Une synthèse venant du Royaume-Uni

Gilchrist, M., Winyard, P.G. and Benjamin, N. (2009) Dietary nitrate – Good or bad? Nitric Oxide 22, 104-109

(voir l'abstract ici)

Provenant du Royaume-Uni, cette synthèse est rédigée par des scientifiques de l’Université d’Exeter (Devonshire).

Après un rappel de la physiologie des nitrates, les auteurs abordent le chapitre toxicologique. Comme Avery, ils pensent qu’en l’absence de contamination bactériologique les nitrates NO3- ne sont pas capables, par eux-mêmes, de déclencher, chez le nourrisson, un processus méthémoglobinémique. La limite de 45 ou 50 mg par litre ne leur paraît pas nécessaire. Les gouvernements occidentaux dépensent, malgré tout, disent-ils, des millions, voire des milliards de dollars, pour faire baisser les taux de nitrates dans les eaux de consommation.

[Avery argues convincingly that nitrate per se is not the primary cause, and that without bacterial contamination it is unlikely that nitrates will cause infant methemoglobinemia and that 45 or 50 mg/l limit on drinking water nitrate is not necessary. Despite this, Western governments spend many millions, if not billions of dollars in treating water supplies to lower nitrate levels.]

Les études épidémiologiques ont échoué dans leur tentative de démontrer un lien entre les apports alimentaires en nitrates et l’apparition de cancers. Les experts de l’OMS et de la FAO l’ont encore reconnu dans leur rapport de 2003.

Les auteurs britanniques estiment cependant que l’on ne peut pas exclure que les nitrates puissent être cancérigènes dans des sous-groupes de population. Winter et coll. ont, par exemple, montré, en 2007, qu’en cas de reflux gastro-oesophagien, des quantités accrues d’une nitrosamine comme la N-nitrosomorpholine apparaissent à l’intérieur de l’œsophage. Les nitrosamines ont la réputation d’être cancérigènes chez l’animal. On peut ainsi imaginer que le reflux gastro-oesophagien puisse favoriser l’apparition d’un cancer à l’extrémité inférieure de l’œsophage, par l’intermédiaire de ces nitrosamines, elles-mêmes formées à partir des nitrites et des amines.
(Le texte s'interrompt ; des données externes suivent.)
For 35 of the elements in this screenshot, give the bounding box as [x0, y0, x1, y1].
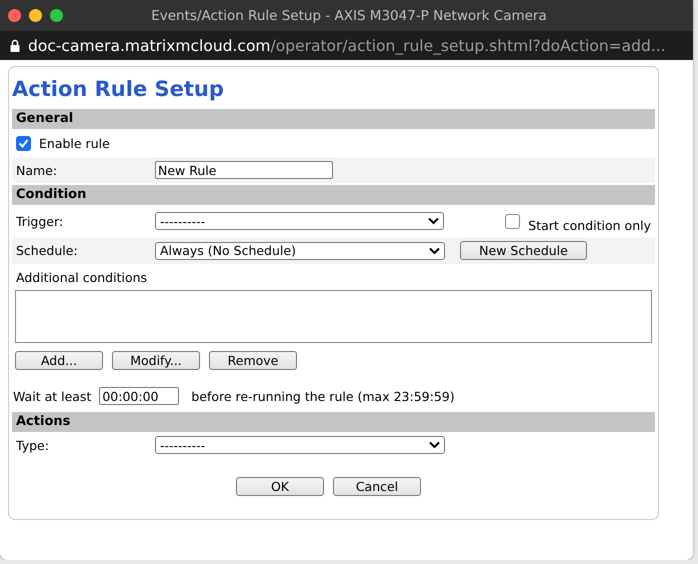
section-header: Actions: [12, 412, 655, 432]
hint-text: before re-running the rule (max 23:59:59): [191, 388, 455, 404]
maximize-icon[interactable]: [50, 9, 63, 22]
field-label: Schedule:: [16, 243, 79, 258]
action-button[interactable]: Add...: [15, 351, 103, 370]
field-label: Type:: [16, 438, 50, 452]
new-schedule-button[interactable]: New Schedule: [460, 241, 587, 260]
dropdown[interactable]: ----------: [155, 436, 445, 454]
checkbox-label: Enable rule: [39, 136, 110, 150]
conditions-list[interactable]: [15, 290, 652, 343]
field-label: Trigger:: [16, 214, 64, 228]
name-field[interactable]: New Rule: [155, 161, 333, 179]
section-header: Condition: [12, 185, 655, 205]
chevron-down-icon: [429, 246, 440, 254]
field-label: Name:: [16, 162, 58, 178]
minimize-icon[interactable]: [29, 9, 42, 22]
dialog-button[interactable]: OK: [236, 477, 324, 496]
action-button[interactable]: Remove: [209, 351, 297, 370]
section-label: Additional conditions: [16, 270, 148, 284]
section-header: General: [12, 109, 655, 129]
checkbox[interactable]: [505, 214, 520, 228]
dropdown[interactable]: Always (No Schedule): [155, 242, 445, 260]
window-title: Events/Action Rule Setup - AXIS M3047-P Network Camera: [150, 8, 548, 24]
dropdown[interactable]: ----------: [155, 212, 444, 230]
close-icon[interactable]: [8, 9, 21, 22]
lock-icon: [10, 39, 20, 52]
field-label: Wait at least: [13, 388, 92, 404]
checkbox[interactable]: [16, 136, 31, 150]
chevron-down-icon: [428, 217, 439, 225]
wait-time-field[interactable]: 00:00:00: [99, 387, 180, 405]
chevron-down-icon: [429, 441, 440, 449]
action-button[interactable]: Modify...: [112, 351, 200, 370]
dialog-button[interactable]: Cancel: [333, 477, 421, 496]
page-heading: Action Rule Setup: [12, 77, 225, 103]
checkbox-label: Start condition only: [528, 218, 651, 232]
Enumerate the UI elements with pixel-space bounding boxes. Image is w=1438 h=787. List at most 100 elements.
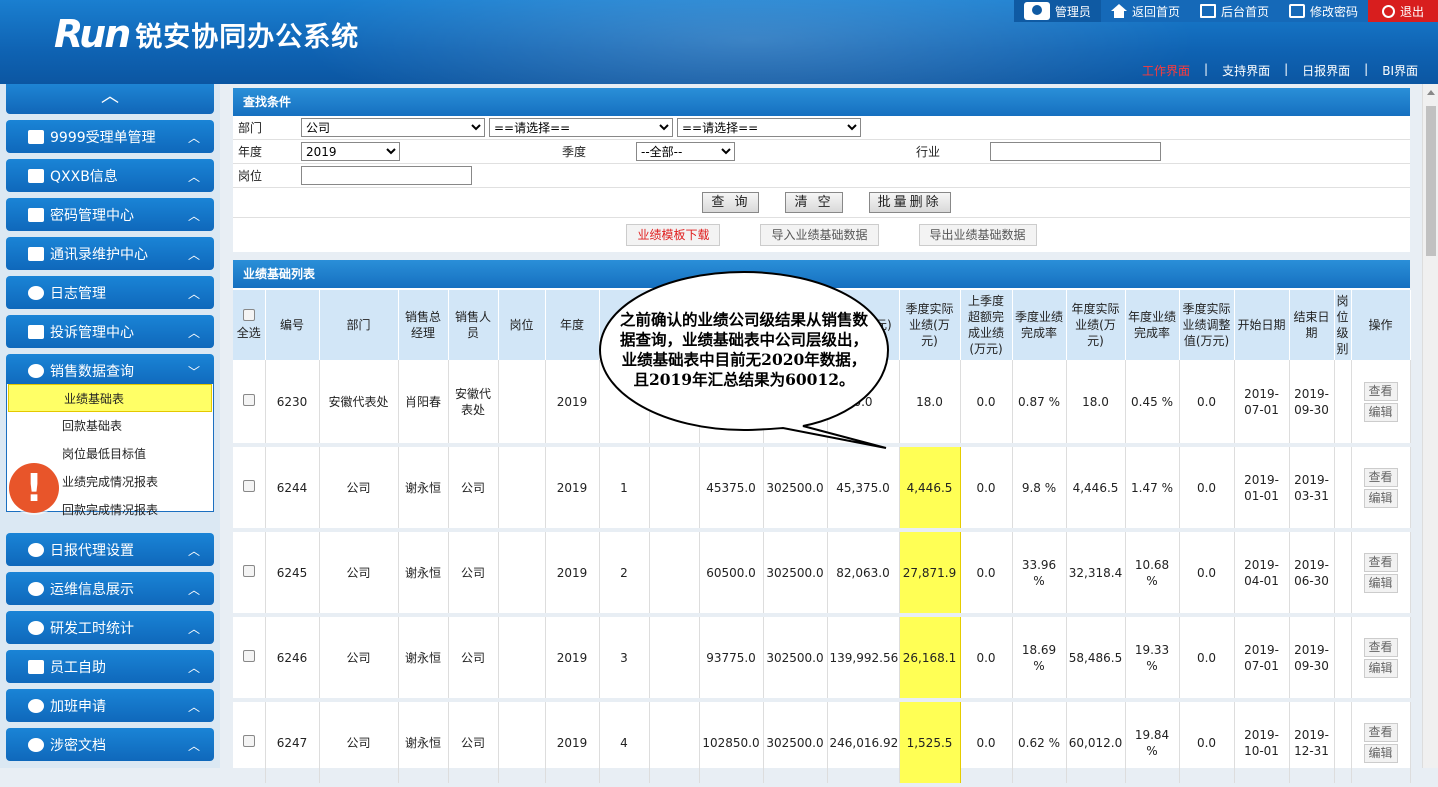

Les auteurs britanniques décrivent ensuite les nombreux effets bénéfiques des nitrates alimentaires : les effets favorables cardiovasculaires (pression artérielle, fonction endothéliale, fonction plaquettaire, protection contre les lésions d’ischémie-reperfusion, amélioration des performances au cours des exercices physiques), les effets favorables anti-infectieux   (protection contre les caries dentaires, contre les infections gastro-intestinales, contre les infections cutanées), les effets favorables de protection à l’égard de l’apparition d’ulcérations gastro-intestinales.

Leur conclusion est « balancée ». Les années qui s’annoncent devraient nous dire s’il nous faut augmenter ou diminuer les quantités de nitrates dans nos rations alimentaires. On peut, plus précisément, disent-ils, espérer que nous serons capables d’identifier les individus (ceux qui souffrent, par exemple, d’hypertension et d’athérosclérose) qui devront sans conteste bénéficier d’une augmentation des apports en nitrates et, à l’inverse, les individus (ceux qui souffrent, par exemple, de dysplasie oesophagienne) qui devront éviter de consommer des aliments trop riches en nitrates.

[The next years should bring more clarity so that we can advise whether we should be taking more or less of this substance in our diet. In particular it is hoped that we can identify individuals (such as those with high blood pressure and atherosclerosis) who will definitely benefit from increased nitrate and conversely individuals (such as those with esophageal dysplasia) who should avoid foodstuffs containing a high concentration of nitrate.]

Commentaires du blog

Malgré son aspect « équilibré », cette conclusion n’est pas sans susciter quelque perplexité. On sait, en effet, que les nitrosamines n’agissent pas au site même de leur formation. Elles ont besoin d’une activation métabolique, principalement hépatique (Cf. les travaux de Magee,  1956, sur la dimethylnitrosamine), avec, dans un premier temps, par exemple, une hydroxylation sous l’influence enzymatique du cytochrome P450 (Cf. Archer, 1989), avant de devenir « actives » et d’être en mesure de réagir avec le DNA des tissus cibles. C’est la raison pour laquelle les nitrosamines n’exercent ni de façon exclusive ni de façon prédominante leurs effets au site de leur formation ; si, par l’intermédiaire de leurs métabolites, elles finissent par exercer un effet sur le DNA de certaines cellules cibles, elles les exercent à distance du site de formation, en fonction d’une spécificité d’organe, propre à chacune d’entre elles et liée à leur propre structure chimique.